República: Mausoléu de homens que mataram o rei deve ser reposto - Livres Pensadores

O presidente da Associação Promotora do Livre Pensamento (APLP), Luís Vaz, revelou à Agência Lusa que desde 2008 - ano em que se assinalou o centenário da morte do rei Dom Carlos, da autoria de Manuel dos Reis Buíça e Alfredo Luís Costa - que esta associação envida esforços para reaver o mausoléu.

Em causa está o sepulcro que, em 1914, acolheu as ossadas dos regicidas e que foi construído pela Associação do Registo Civil.

No seu livro "As mortes que mataram a monarquia", Luís Vaz conta que o monumento foi erigido por decisão da Associação do Registo Civil e que o seu autor foi o arquitecto Wenceslau de Lima.

"Uma cercadura em aros de ferro fundido. Dois punhos robustos de trabalhador espoliado, um deles segurando um facho para alumiar os espíritos menos esclarecidos, dois braços de inteireza dórica" compunham o mausoléu, segundo descrição que consta no livro do historiador.

O monumento fúnebre teria ainda uma lápide com o nome dos regicidas, classificados como "libertadores da pátria portuguesa".

Depois de erguido, o mausoléu foi destino de romagens anuais, aquando da efeméride do regicídio, a 01 de Fevereiro, razão que terá estado na origem da posterior mudança.

No livro "Clericais e Livres Pensadores - O grande confronto", Luís Vaz desenvolve este tema, escrevendo que, "a partir de 1926, data da queda de República, todas as romagens ao mausoléu começaram a ser símbolo de resistência contra a ditadura".

Para a justificação da transferência das ossadas dos regicidas, a Repartição de Higiene Urbana terá alegado, em 1940, que o mausoléu "prejudicava gravemente o trânsito", conta o historiador no livro.

Luís Vaz foi no encalço do mausoléu e encontrou no Arquivo do Arco Cego da Câmara Municipal de Lisboa um "texto produzido pela primeira Repartição de Higiene Urbana", sem data e assinatura, que o descreve.

"No depósito de materiais deste cemitério, encontram-se depositados alguns símbolos que ornamentavam o primeiro jazigo... um facho com altura de 1,20 metros com duas mãos parcialmente partidas e uma corrente... e uma lápide com as dimensões de 0,55 m/0,60m com a seguinte inscrição: Alfredo Luís da Costa e Manuel dos Reis Buíça, libertadores da Pátria Portuguesa, 01 de Fevereiro de 1908 Associação do Registo Civil".

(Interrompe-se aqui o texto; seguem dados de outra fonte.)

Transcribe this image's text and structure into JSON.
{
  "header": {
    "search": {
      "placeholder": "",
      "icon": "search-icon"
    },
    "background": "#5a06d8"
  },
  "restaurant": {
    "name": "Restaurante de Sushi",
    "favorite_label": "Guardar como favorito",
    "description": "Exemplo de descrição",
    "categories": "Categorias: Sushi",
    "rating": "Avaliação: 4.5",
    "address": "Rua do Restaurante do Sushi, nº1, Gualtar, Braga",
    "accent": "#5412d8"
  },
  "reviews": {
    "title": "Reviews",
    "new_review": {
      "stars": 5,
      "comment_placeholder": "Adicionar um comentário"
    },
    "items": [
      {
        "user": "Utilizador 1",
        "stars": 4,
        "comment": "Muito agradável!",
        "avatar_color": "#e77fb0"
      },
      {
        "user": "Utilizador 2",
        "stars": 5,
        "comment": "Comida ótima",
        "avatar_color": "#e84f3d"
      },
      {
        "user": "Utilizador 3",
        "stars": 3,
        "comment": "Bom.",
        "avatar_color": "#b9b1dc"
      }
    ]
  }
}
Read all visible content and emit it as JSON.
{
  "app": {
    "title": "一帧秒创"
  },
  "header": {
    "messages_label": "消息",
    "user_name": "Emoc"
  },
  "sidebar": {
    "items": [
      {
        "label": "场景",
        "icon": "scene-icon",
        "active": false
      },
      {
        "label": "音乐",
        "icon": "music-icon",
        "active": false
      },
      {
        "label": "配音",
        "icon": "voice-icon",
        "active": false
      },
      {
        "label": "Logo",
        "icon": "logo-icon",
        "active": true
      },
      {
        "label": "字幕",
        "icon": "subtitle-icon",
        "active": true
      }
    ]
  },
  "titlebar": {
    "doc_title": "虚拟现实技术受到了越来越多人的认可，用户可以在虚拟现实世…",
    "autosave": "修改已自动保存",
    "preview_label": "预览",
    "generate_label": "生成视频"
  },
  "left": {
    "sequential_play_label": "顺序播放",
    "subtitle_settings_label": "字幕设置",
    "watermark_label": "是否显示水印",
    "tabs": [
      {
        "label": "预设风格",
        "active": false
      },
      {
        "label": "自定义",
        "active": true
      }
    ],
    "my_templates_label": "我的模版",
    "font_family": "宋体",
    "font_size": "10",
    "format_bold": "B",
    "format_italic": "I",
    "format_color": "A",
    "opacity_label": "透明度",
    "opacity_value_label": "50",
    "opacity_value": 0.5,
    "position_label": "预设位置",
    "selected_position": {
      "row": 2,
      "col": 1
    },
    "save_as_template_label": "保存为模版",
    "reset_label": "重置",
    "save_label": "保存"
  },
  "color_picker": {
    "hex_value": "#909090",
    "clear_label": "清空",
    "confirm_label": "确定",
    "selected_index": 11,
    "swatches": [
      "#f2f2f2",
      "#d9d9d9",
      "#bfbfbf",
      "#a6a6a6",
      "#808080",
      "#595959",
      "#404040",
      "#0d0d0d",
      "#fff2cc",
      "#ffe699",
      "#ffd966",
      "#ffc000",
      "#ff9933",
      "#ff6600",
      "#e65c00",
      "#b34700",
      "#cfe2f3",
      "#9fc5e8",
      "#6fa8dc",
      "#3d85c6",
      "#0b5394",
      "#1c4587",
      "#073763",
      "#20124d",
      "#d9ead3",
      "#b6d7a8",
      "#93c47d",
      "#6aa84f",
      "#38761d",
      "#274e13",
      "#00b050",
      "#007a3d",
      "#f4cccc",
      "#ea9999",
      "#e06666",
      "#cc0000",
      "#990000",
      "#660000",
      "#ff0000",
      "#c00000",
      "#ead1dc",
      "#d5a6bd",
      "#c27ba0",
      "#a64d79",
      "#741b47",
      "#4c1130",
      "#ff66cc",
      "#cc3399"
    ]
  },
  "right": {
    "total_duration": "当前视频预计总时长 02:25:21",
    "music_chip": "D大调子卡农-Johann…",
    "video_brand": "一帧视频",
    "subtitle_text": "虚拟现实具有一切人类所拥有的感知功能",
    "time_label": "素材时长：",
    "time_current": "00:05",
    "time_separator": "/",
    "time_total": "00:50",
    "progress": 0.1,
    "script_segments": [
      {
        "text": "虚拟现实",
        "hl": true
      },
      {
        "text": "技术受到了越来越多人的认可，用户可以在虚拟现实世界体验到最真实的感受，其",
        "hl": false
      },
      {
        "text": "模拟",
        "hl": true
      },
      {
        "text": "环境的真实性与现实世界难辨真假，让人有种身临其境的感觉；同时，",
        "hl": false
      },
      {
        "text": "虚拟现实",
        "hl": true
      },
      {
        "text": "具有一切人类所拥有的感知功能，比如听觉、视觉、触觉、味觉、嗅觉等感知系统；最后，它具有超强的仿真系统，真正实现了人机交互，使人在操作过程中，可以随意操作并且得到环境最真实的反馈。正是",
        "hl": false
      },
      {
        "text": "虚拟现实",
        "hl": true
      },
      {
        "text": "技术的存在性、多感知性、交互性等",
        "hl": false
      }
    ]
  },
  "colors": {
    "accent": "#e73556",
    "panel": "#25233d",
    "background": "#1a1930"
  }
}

As ossadas de Buíça e Costa foram transferidas para uma discreta campa, onde se encontram até hoje, sendo há três anos destino de uma romagem organizada pela APLP, por altura do aniversário do regicídio, que reúne poucas dezenas de pessoas no Alto de São João.

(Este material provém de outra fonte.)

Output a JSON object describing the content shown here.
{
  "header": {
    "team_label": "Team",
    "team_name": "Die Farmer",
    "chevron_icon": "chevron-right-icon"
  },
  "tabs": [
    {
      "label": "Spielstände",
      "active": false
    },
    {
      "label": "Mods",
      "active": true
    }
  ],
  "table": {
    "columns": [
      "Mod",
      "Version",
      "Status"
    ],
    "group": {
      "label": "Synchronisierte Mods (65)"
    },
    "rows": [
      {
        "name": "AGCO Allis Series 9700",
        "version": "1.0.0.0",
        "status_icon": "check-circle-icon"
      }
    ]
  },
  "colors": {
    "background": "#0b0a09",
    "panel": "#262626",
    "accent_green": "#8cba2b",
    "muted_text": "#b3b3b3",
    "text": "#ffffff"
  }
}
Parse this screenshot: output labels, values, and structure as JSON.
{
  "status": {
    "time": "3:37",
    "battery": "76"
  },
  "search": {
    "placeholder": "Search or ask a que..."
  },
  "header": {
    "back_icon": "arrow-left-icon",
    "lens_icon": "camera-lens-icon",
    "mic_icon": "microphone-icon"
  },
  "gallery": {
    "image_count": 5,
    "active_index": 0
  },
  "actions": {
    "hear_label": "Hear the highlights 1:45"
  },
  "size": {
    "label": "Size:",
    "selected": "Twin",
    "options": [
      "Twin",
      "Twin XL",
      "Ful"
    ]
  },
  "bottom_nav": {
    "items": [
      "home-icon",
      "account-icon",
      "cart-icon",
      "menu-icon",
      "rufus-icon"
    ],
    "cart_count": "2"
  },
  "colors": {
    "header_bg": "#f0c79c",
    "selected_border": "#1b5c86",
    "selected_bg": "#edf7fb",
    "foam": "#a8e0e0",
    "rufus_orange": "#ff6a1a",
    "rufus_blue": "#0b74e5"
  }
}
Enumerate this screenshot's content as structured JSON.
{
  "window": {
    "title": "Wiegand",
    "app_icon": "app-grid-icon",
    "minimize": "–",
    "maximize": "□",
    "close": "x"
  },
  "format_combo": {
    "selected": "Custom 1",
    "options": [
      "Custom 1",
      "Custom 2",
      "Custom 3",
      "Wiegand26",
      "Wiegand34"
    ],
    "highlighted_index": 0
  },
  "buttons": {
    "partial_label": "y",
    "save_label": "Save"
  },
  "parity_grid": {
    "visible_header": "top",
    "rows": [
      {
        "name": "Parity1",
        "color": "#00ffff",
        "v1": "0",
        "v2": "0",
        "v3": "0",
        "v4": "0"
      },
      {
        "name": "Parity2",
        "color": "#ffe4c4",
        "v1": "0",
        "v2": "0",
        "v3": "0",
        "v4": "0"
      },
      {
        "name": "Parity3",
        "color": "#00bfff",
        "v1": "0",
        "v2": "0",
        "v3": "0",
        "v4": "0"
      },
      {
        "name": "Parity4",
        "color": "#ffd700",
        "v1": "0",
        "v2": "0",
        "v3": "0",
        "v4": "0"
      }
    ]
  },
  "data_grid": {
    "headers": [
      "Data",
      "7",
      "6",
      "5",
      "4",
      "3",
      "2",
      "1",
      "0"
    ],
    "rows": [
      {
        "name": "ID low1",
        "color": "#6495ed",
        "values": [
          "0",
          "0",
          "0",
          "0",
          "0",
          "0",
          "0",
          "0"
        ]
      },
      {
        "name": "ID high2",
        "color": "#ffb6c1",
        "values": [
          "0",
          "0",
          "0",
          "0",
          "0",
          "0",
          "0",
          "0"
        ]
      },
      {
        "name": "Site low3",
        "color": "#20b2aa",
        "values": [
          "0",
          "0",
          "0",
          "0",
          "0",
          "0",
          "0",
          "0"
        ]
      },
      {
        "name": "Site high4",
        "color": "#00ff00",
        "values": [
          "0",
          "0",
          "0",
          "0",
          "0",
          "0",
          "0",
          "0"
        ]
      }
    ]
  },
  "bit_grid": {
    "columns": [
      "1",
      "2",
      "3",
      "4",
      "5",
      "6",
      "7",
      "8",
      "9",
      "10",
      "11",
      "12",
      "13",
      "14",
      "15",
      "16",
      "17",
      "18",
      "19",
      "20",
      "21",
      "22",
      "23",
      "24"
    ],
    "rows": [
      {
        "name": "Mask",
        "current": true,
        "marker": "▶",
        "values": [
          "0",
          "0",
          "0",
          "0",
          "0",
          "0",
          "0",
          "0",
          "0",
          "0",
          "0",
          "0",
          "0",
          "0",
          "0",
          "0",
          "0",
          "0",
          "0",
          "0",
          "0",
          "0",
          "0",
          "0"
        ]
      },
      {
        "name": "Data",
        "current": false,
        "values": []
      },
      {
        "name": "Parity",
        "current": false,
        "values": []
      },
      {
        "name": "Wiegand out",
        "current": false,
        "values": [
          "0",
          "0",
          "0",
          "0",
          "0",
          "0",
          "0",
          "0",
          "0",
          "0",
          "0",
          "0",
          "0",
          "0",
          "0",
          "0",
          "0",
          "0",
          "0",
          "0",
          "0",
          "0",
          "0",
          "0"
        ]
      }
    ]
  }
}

Em 2008, a APLP escreveu uma carta à CML a solicitar a reposição do mausoléu, propondo-se suportar os custos da mudança.

Segundo Luís Vaz, os serviços da autarquia que tratam desta matéria informaram a associação de que as possibilidades desta mudança estão a ser estudadas.

A Agência Lusa questionou a Divisão de Gestão Cemiterial da Câmara Municipal de Lisboa sobre a existência deste mausoléu e a possibilidade de o mesmo ser reactivado, 70 anos depois, mas não obteve resposta em tempo útil.

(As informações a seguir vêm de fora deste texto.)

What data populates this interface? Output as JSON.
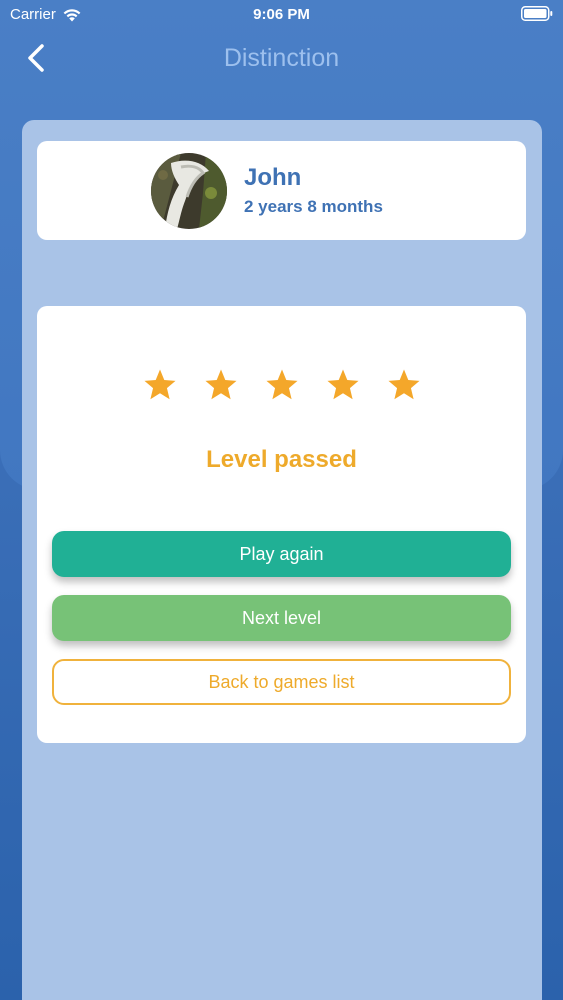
{
  "status_bar": {
    "carrier": "Carrier",
    "time": "9:06 PM"
  },
  "nav": {
    "title": "Distinction",
    "back_icon": "chevron-left-icon"
  },
  "profile": {
    "name": "John",
    "age": "2 years 8 months",
    "avatar_icon": "avatar-photo"
  },
  "result": {
    "rating": 5,
    "max_rating": 5,
    "title": "Level passed",
    "play_again_label": "Play again",
    "next_level_label": "Next level",
    "back_label": "Back to games list"
  },
  "colors": {
    "accent_orange": "#eeaa2b",
    "play_green": "#20b095",
    "next_green": "#77c277",
    "brand_blue": "#3f72b4"
  }
}
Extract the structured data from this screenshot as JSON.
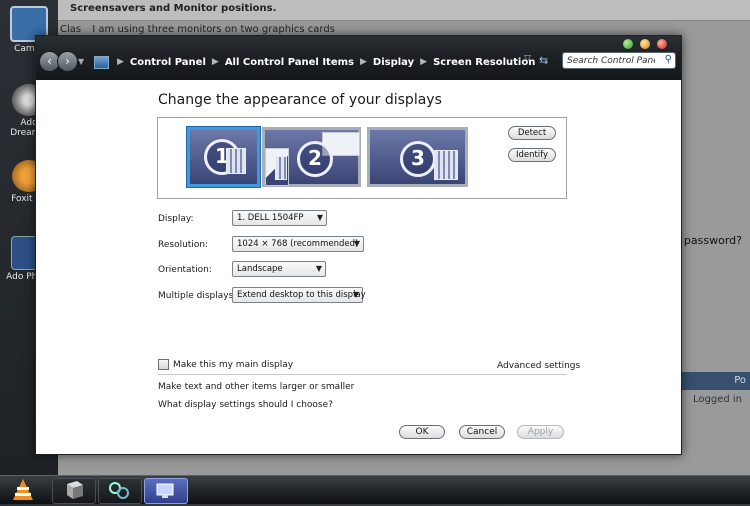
{
  "background": {
    "forum_line_1": "Screensavers and Monitor positions.",
    "forum_line_2_start": "Clas",
    "forum_line_2_rest": "I am using three monitors on two graphics cards",
    "right_snippet": "e password?",
    "right_blue": "Po",
    "right_logged": "Logged in",
    "desktop_icons": [
      "CamSt",
      "Ado Dreamw",
      "Foxit Re",
      "Ado Photo"
    ]
  },
  "window": {
    "breadcrumb": [
      "Control Panel",
      "All Control Panel Items",
      "Display",
      "Screen Resolution"
    ],
    "search_placeholder": "Search Control Panel"
  },
  "main": {
    "heading": "Change the appearance of your displays",
    "monitors": [
      "1",
      "2",
      "3"
    ],
    "detect_label": "Detect",
    "identify_label": "Identify",
    "display_label": "Display:",
    "display_value": "1. DELL 1504FP",
    "resolution_label": "Resolution:",
    "resolution_value": "1024 × 768 (recommended)",
    "orientation_label": "Orientation:",
    "orientation_value": "Landscape",
    "multiple_label": "Multiple displays:",
    "multiple_value": "Extend desktop to this display",
    "main_display_label": "Make this my main display",
    "advanced_label": "Advanced settings",
    "text_size_link": "Make text and other items larger or smaller",
    "help_link": "What display settings should I choose?",
    "ok_label": "OK",
    "cancel_label": "Cancel",
    "apply_label": "Apply"
  },
  "colors": {
    "selected_monitor_border": "#3f99dc",
    "monitor_fill": "#3a4576",
    "window_chrome": "#1c2024"
  },
  "taskbar": {
    "icons": [
      "vlc-icon",
      "package-icon",
      "network-icon",
      "display-settings-icon"
    ]
  }
}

Para Luís Vaz, o que está em causa é o respeito pela "última das missões" da Associação do Registo Civil, a que pertenceram Buíça e Costa e à qual "se deve o Registo Civil Obrigatório em Portugal, a separação das igrejas do Estado, a implementação da educação laica alicerçada na corrente da pedagogia racionalista e o regicídio".

A abertura oficial das comemorações do Centenário está marcada para 31 de Janeiro, no Porto, e conta com a presença do Presidente da República, Aníbal Cavaco Silva, havendo já actividades no dia anterior, 30 de Janeiro.